Kayla dan Taran mengajarkan keterampilan pengucapan, mendengarkan, dan berbicara kepada siswa di Hanoi selama dua tahun, di bawah Program Perdamaian Pemerintah AS.
Pada Oktober 2022, Kayla Kirby dan Taran Anderson, keduanya berusia 24 tahun, beserta tujuh relawan lainnya tiba di Vietnam. Misi mereka adalah mengajar bahasa Inggris bersama guru-guru Vietnam di sembilan sekolah menengah negeri di Hanoi .
Setelah sekitar 10 minggu pelatihan, Kayla mulai bekerja di sebuah SMA di distrik Ba Vi pada bulan Januari tahun ini. Mantan mahasiswa Universitas California, Santa Barbara, ini mendapatkan kamar di kampus, pergi ke pasar lokal untuk membeli bahan makanan setiap minggu, dan memasak sendiri.
Gadis Amerika itu mengatakan ia terkejut dengan sambutan yang diberikan oleh para guru, siswa, dan penduduk setempat. Setelah 5 bulan, Kayla sudah bisa berbicara kalimat-kalimat sederhana dalam bahasa Vietnam, tahu cara merebus kangkung, mengupas labu, menggoreng tahu, atau membuat lumpia; tahu cara membuat banh troi untuk mentraktir teman, dan menikmati buah-buahan musiman di Ba Vi seperti nangka. Kayla juga menyukai pho, bun cha, dan hotpot.
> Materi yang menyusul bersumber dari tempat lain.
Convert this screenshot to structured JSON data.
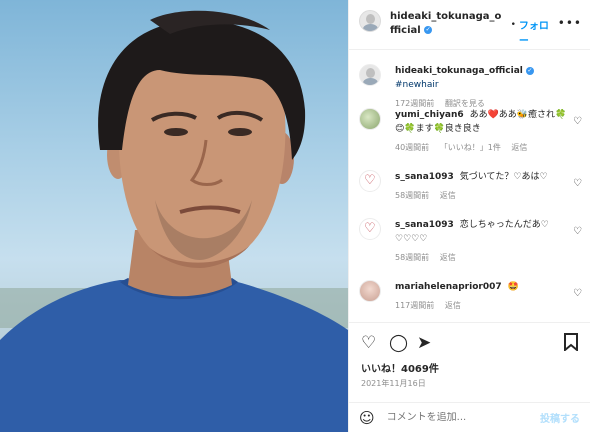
{
  "header": {
    "username": "hideaki_tokunaga_official",
    "dot": "•",
    "follow_label": "フォロー",
    "more_label": "•••"
  },
  "caption": {
    "username": "hideaki_tokunaga_official",
    "hashtag": "#newhair",
    "time": "172週間前",
    "translate": "翻訳を見る"
  },
  "comments": [
    {
      "username": "yumi_chiyan6",
      "text": "ああ❤️ああ🐝癒され🍀😊🍀ます🍀良き良き",
      "time": "40週間前",
      "likes": "「いいね！」1件",
      "reply": "返信"
    },
    {
      "username": "s_sana1093",
      "text": "気づいてた？♡あは♡",
      "time": "58週間前",
      "reply": "返信"
    },
    {
      "username": "s_sana1093",
      "text": "恋しちゃったんだあ♡ ♡♡♡♡",
      "time": "58週間前",
      "reply": "返信"
    },
    {
      "username": "mariahelenaprior007",
      "text": "🤩",
      "time": "117週間前",
      "reply": "返信"
    }
  ],
  "actions": {
    "likes": "いいね！4069件",
    "date": "2021年11月16日"
  },
  "add_comment": {
    "placeholder": "コメントを追加...",
    "post_label": "投稿する"
  }
}
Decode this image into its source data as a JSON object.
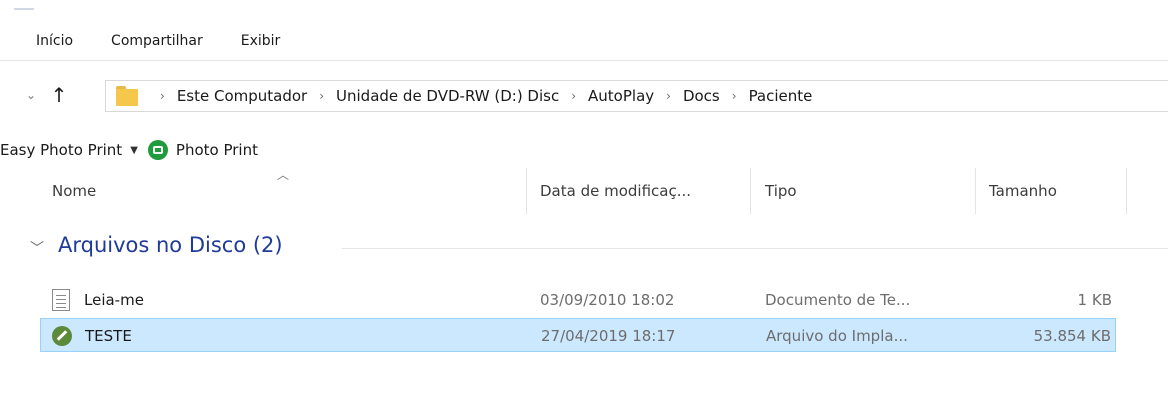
{
  "ribbon": {
    "tabs": [
      "Início",
      "Compartilhar",
      "Exibir"
    ]
  },
  "navigation": {
    "dropdown_icon": "chevron-down-icon",
    "up_icon": "up-arrow-icon",
    "breadcrumbs": [
      "Este Computador",
      "Unidade de DVD-RW (D:) Disc",
      "AutoPlay",
      "Docs",
      "Paciente"
    ]
  },
  "toolbar": {
    "easy_photo_print_label": "Easy Photo Print",
    "photo_print_label": "Photo Print",
    "photo_print_color": "#1e9b3c"
  },
  "columns": {
    "name": "Nome",
    "date": "Data de modificaç...",
    "type": "Tipo",
    "size": "Tamanho"
  },
  "group": {
    "title": "Arquivos no Disco (2)",
    "color": "#1f3b99"
  },
  "files": [
    {
      "name": "Leia-me",
      "date": "03/09/2010 18:02",
      "type": "Documento de Te...",
      "size": "1 KB",
      "icon": "text-document-icon",
      "selected": false
    },
    {
      "name": "TESTE",
      "date": "27/04/2019 18:17",
      "type": "Arquivo do Impla...",
      "size": "53.854 KB",
      "icon": "implant-file-icon",
      "selected": true
    }
  ],
  "colors": {
    "selection_bg": "#cce8ff",
    "selection_border": "#99d1ff"
  }
}
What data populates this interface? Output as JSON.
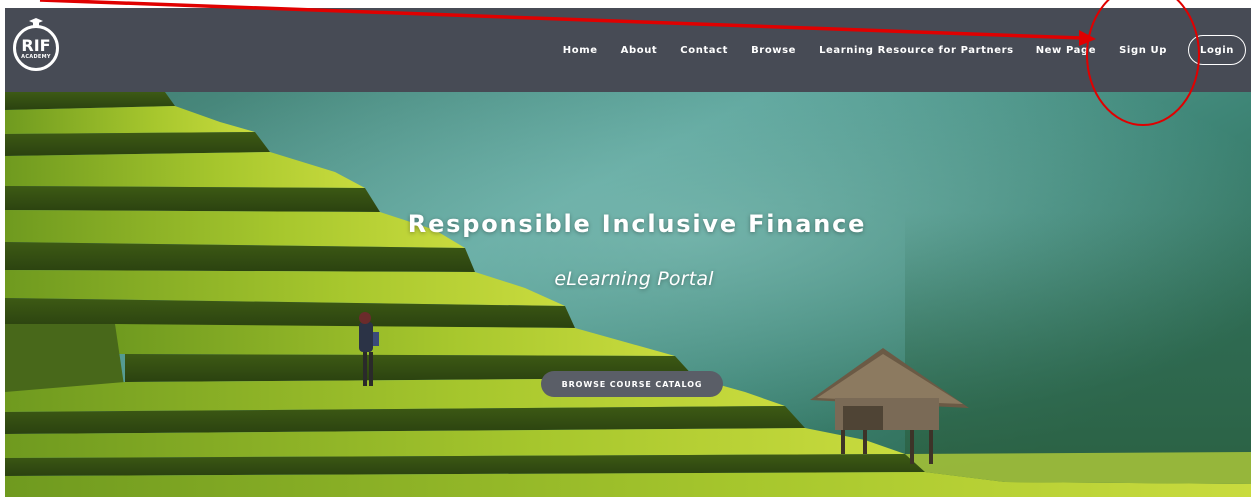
{
  "brand": {
    "logo_text": "RIF",
    "logo_subtext": "ACADEMY"
  },
  "nav": {
    "items": [
      {
        "label": "Home"
      },
      {
        "label": "About"
      },
      {
        "label": "Contact"
      },
      {
        "label": "Browse"
      },
      {
        "label": "Learning Resource for Partners"
      },
      {
        "label": "New Page"
      },
      {
        "label": "Sign Up"
      }
    ],
    "login_label": "Login"
  },
  "hero": {
    "title": "Responsible Inclusive Finance",
    "subtitle": "eLearning Portal",
    "cta_label": "BROWSE COURSE CATALOG"
  },
  "colors": {
    "navbar": "#474b55",
    "annotation_red": "#e00000",
    "cta_bg": "#5a5e67"
  },
  "icons": {
    "logo_cap": "graduation-cap-icon"
  }
}
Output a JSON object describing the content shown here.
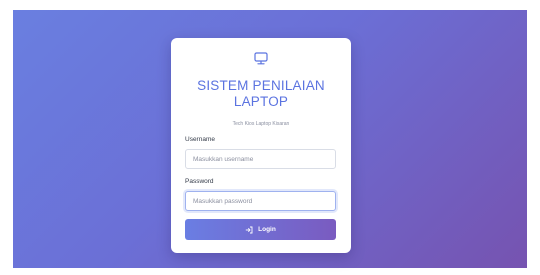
{
  "login": {
    "logo_icon": "monitor-icon",
    "title_line1": "SISTEM PENILAIAN",
    "title_line2": "LAPTOP",
    "subtitle": "Tech Kios Laptop Kisaran",
    "username_label": "Username",
    "username_placeholder": "Masukkan username",
    "username_value": "",
    "password_label": "Password",
    "password_placeholder": "Masukkan password",
    "password_value": "",
    "login_icon": "login-arrow-icon",
    "login_label": "Login"
  },
  "colors": {
    "accent": "#5b73e0",
    "gradient_start": "#6a7fe0",
    "gradient_end": "#7653b0"
  }
}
"Orang-orang sudah tidak asing lagi dengan saya. Sekarang, setiap kali mereka melihat saya, mereka biasanya menyapa 'Halo'," kata Kayla.
Kayla Kirby, guru bahasa Inggris sukarelawan asal Amerika. Foto: Binh Minh
Kayla ditugaskan mengajar bahasa Inggris di tiga kelas 10, dengan 13 pelajaran per minggu. Meskipun telah dipersiapkan dengan matang oleh para guru di jurusan bahasa Inggris, ia masih merasa gugup saat pertama kali mengajar kelas tersebut.
"Saya gemetar, khawatir mereka akan takut dan tidak mengerti apa yang saya katakan," kata Kayla.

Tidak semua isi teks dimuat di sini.